Lessons in Abramović

I’m not sure what Marina Abramović is teaching but there’s a lot of people participating. In her recent “how to do performance” workshop at PS1 Abramović is quoted, instructing her acolytes:

I’m not sure what Marina Abramović is teaching but there’s a lot of people participating. In her recent “how to do performance” workshop at PS1 Abramović is quoted, instructing her acolytes:

Stop what you’re doing, she might implore before letting you read on. Stand up.

Put your hands together and lift your arms. Inhale into your ribcage. Focus on your breathing.

Repeat.

Rub your hands together. Feel the heat and energy created; massage it onto the top of your head. Across your forehead. Over your eyes. Blink quickly. Exhale. Massage your ears. Massage your nose. Massage your mouth.

Stick your tongue out and say, Ahhh.

Hands together. Tap your chest lightly. Rub the area around your heart. Grab a partner. Exchange shoulder massages. Now shake the energy out of your body.

Shake hard.

Balance. Close your eyes. Relax your body. Soften your face, your eyes, your mouth. Lean forward and touch your toes. Hum. Open your eyes.

Turn back to your partner. Gaze at him. Don’t talk. Try not to blink. Do this for 10 minutes. – (via Hyperallergic)


(photo. Charles Roussel via Hyperallergic)

I know performance artists who have a complicated relationship with Abromvich, admiring her unique and authentic feats of endurance (and grudgingly, her vision), simultaneously repulsed by her self-aggrandizing grandiosity. Isn’t this pretty much every big name artist in the art world? Hirst, Schnable, Koons, to name a few. I actually can’t seem to name a woman who I’d put into that category, and for that I think it an honor to place Abramović right in there.
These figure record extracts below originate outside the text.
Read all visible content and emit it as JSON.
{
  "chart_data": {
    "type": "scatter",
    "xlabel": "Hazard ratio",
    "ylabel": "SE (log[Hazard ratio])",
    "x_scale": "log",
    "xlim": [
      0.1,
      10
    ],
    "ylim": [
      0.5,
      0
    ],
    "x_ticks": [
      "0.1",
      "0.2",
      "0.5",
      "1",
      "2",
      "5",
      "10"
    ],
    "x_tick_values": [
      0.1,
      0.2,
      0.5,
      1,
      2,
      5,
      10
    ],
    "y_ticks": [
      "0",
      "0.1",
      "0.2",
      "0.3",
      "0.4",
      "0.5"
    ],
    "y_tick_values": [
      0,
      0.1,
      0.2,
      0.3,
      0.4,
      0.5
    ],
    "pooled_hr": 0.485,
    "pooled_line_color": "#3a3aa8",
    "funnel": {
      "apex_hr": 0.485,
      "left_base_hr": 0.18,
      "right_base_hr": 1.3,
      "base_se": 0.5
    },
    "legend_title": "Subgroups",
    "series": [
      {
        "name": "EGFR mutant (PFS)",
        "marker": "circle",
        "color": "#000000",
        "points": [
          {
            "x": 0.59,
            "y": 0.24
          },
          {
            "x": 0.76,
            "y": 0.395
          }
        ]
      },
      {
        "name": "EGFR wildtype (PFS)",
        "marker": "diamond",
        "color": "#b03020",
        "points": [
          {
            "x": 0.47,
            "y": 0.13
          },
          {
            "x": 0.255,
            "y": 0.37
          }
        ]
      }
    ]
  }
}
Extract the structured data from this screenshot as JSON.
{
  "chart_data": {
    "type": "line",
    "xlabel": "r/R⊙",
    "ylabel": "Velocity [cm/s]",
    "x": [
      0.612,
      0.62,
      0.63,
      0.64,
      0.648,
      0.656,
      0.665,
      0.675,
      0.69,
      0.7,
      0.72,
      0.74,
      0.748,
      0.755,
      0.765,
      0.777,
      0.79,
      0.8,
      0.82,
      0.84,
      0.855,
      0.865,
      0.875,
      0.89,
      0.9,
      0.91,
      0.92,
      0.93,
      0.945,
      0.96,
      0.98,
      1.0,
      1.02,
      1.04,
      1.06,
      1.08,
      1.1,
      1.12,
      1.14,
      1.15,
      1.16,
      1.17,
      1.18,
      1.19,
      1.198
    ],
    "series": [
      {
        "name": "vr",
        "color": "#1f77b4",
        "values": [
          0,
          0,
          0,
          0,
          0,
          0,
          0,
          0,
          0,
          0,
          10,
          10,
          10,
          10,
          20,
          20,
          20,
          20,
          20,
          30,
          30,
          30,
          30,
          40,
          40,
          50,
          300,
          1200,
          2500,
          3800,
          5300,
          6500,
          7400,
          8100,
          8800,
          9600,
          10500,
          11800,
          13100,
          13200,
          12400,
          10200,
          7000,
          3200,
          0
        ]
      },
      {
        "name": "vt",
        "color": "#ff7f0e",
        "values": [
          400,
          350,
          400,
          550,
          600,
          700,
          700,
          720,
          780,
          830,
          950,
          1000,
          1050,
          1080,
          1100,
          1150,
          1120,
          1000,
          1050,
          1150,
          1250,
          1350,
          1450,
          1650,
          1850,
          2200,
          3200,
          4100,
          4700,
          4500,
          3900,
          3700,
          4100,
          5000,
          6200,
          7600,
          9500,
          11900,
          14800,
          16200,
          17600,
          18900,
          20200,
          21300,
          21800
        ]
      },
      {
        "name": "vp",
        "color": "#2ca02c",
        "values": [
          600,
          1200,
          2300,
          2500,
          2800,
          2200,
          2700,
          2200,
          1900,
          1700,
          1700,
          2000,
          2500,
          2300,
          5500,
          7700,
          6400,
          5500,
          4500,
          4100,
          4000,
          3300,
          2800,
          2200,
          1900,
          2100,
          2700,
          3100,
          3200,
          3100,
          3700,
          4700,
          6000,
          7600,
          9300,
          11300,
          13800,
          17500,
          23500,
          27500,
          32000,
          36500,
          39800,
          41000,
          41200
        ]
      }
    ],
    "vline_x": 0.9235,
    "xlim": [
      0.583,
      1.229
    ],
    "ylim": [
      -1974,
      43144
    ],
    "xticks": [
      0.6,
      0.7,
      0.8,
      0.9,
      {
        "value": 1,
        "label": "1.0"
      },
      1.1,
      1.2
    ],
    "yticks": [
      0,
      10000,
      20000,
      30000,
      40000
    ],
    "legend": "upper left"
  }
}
Finally an over inflated female artist.

I’m a fan for a lot of reasons, one being if you are going to be hyper inflated you better be able to pull it off. And she does. To me this speaks to a kind of autheticity to the perfomative craft. Abramović is writing her own rules, but they are rules she’s lived by, as anyone whose seen her work live may attest to. Had not it been for the spectical of watching her watch humanity for minutes, hours, days, and months on end, in “The Artist is Prestent” at MoMa in 2010, most of us would have thought she just did parlor tricks.


(photo. PS1)

No, this is the real deal.

The Abramović method, however is a kind of new-agey Buddhism meets Est/Fourm-like relational aesthetic that I’m quite sure is catharitc. If that’s the workshop, can’t imagine what the Abramović museum will entail.